Если я слушаю музыку, хочу чувствовать ее глубину. Музыка должна менять человека, даже если звучит всего минуту. Когда мне грустно, она должна ободрить. Если счастлив, не должна делать грустным, сводить с ума.
- Раз вы играете джаз, значит, подавляющее большинство джазовых произведений вам нравится. А хотя бы одно нелюбимое есть?
- Много лет назад я научился одной вещи. Когда музыка тебе не нравится, не нужно ее судить, лучше просто зарабатывать деньги. Я проиграл в симфоническом оркестре 50 лет. Естественно, мне нравилось далеко не все. Были вещи, которые определенно не хотелось играть. Взять великого Бетховена. Из 9 его симфоний только в двух есть несколько отрезков, которые может играть тромбон. Как тромбонист, я бы желал, чтобы там все было написано для моего инструмента, но, увы, это невозможно.
- Когда вас пригласили в Бишкек, насколько быстро согласились? Чем вас заинтересовал данный проект с филармоническим камерным оркестром?
- Я давно сотрудничаю с Роджером Макмеррином. Он рассказал мне о Нуре, его оркестре, попросил написать аранжировки для произведений Фрэнка Синатры, которые будут звучать на концерте в субботу. Я подумал: "Будет классно приехать в Бишкек и поработать именно с этой музыкой. Смогу внести какую-то свою лепту, помочь музыкантам, у которых не было много возможностей приобщиться к такой музыке". Не помню, чтобы Фрэнк Синатра когда-нибудь приезжал в Бишкек?! Хочу поделиться с этим оркестром своим опытом.
- И каковы первые впечатления от общения с нашими музыкантами?
- Сделаю им комплимент. Музыканты очень стараются. Думаю, достигнем хорошего результата. Это новый для них стиль музыки. Ведь Баха мы играем одним образом, Брамса другим, Моцарта иначе. Нельзя Бетховена и Чайковского играть одинаково. Мы же сейчас берем совершенно новый джазовый стиль. В принципе те же самые ноты, но абсолютно другой характер музыки. Что иного в такой музыке для исполнителей, которые получили образование еще в Советском Союзе? В СССР все было очень строго. Это распространялось даже на такую музыку, как джаз. Но каждый джазовый музыкант играет один и тот же отрезок музыки по-своему. У него есть абсолютная свобода.
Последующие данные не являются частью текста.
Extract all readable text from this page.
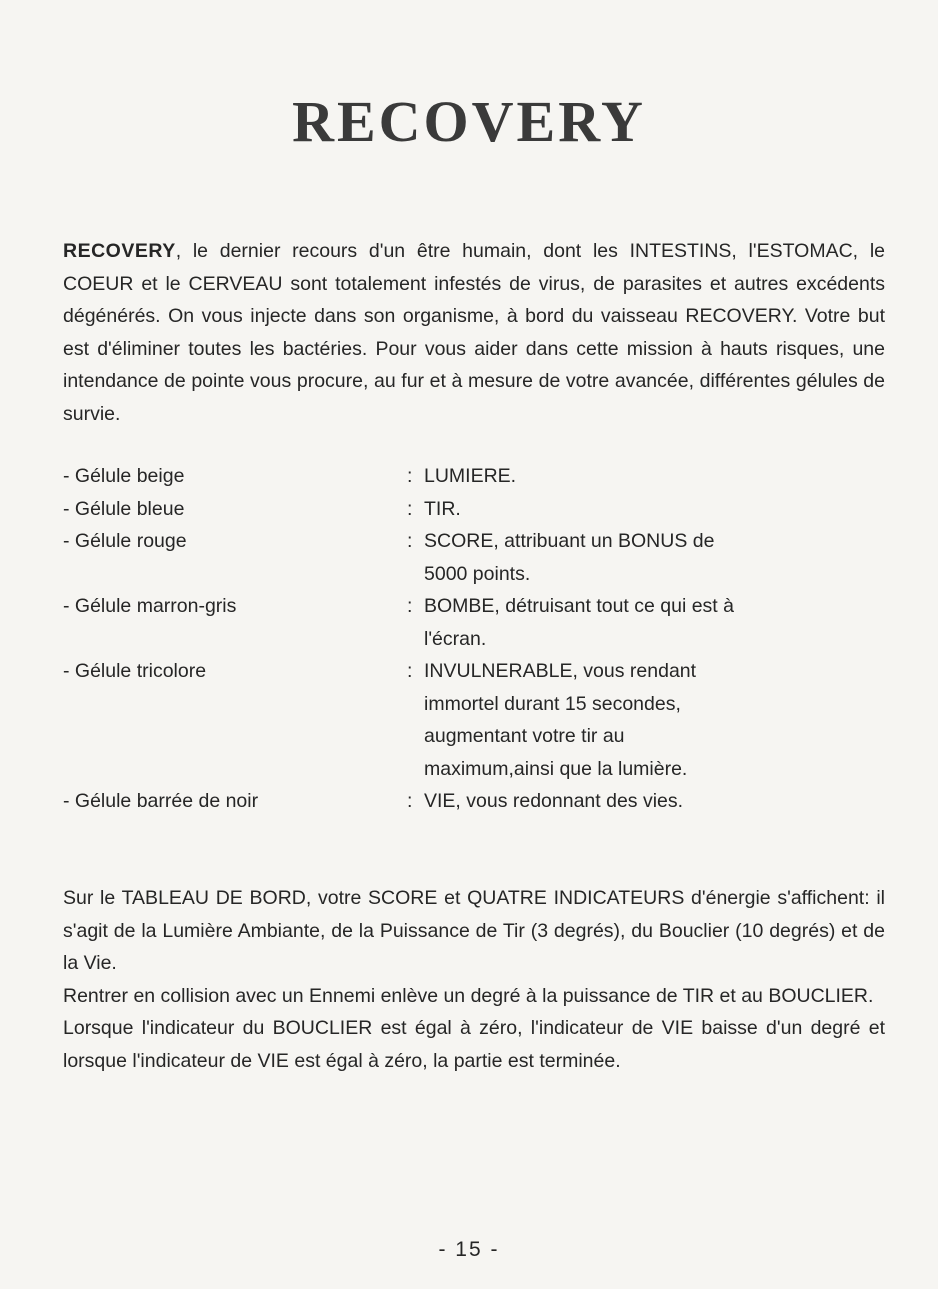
RECOVERY
RECOVERY, le dernier recours d'un être humain, dont les INTESTINS, l'ESTOMAC, le COEUR et le CERVEAU sont totalement infestés de virus, de parasites et autres excédents dégénérés. On vous injecte dans son organisme, à bord du vaisseau RECOVERY. Votre but est d'éliminer toutes les bactéries. Pour vous aider dans cette mission à hauts risques, une intendance de pointe vous procure, au fur et à mesure de votre avancée, différentes gélules de survie.
- Gélule beige	: LUMIERE.
- Gélule bleue	: TIR.
- Gélule rouge	: SCORE, attribuant un BONUS de 5000 points.
- Gélule marron-gris	: BOMBE, détruisant tout ce qui est à l'écran.
- Gélule tricolore	: INVULNERABLE, vous rendant immortel durant 15 secondes, augmentant votre tir au maximum,ainsi que la lumière.
- Gélule barrée de noir	: VIE, vous redonnant des vies.
Sur le TABLEAU DE BORD, votre SCORE et QUATRE INDICATEURS d'énergie s'affichent: il s'agit de la Lumière Ambiante, de la Puissance de Tir (3 degrés), du Bouclier (10 degrés) et de la Vie.
Rentrer en collision avec un Ennemi enlève un degré à la puissance de TIR et au BOUCLIER.
Lorsque l'indicateur du BOUCLIER est égal à zéro, l'indicateur de VIE baisse d'un degré et lorsque l'indicateur de VIE est égal à zéro, la partie est terminée.
- 15 -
И тут важно умение интерпретировать и импровизировать. В принципе есть всего-навсего два вида музыки: хорошая и плохая.
- До вашего выступления остается совсем немного времени. Есть еще над чем работать?
- Мы пока не до конца удовлетворены результатом. Здорово, что все работают как одна команда, единый механизм. Каждый человек в оркестре знает свою задачу. Движемся потихоньку, но в правильном направлении. Думаю, ни один музыкант не будет доволен, если завершим репетиции сегодня. Мы все знаем, что можем сделать лучше.
- Молодежь сейчас не очень-то жалует джазовую музыку. Если бы перед вами стояла задача переубедить парня или девушку, которые говорят, что не понимают и не любят джаз, что бы вы сделали?
- Молодежь все время ходит в наушниках. Сейчас наушники как одежда, часть образа что ли. Но если вы посадите девушку или молодого человека в зал и дадите ему шанс услышать настоящий живой оркестр без микрофонов и усилителей, уверен, им понравится. Это лучший рецепт. Проблема в том, что молодежь слушает громкую музыку. И это по большей части достаточно грубый стиль. Они идут на концерт какой-то группы и все равно оказываются окружены колонками. Это очень, очень, очень громко. Так можно и слух повредить. А если вы хотите, чтобы вас полюбили, нужно быть ласковым и нежным, а не грубым. Но... Громкая музыка - неотъемлемый атрибут молодости. От этого никуда не уйдешь. И я был молодым. Это сейчас у меня при таких звуках шарики за ролики заходят.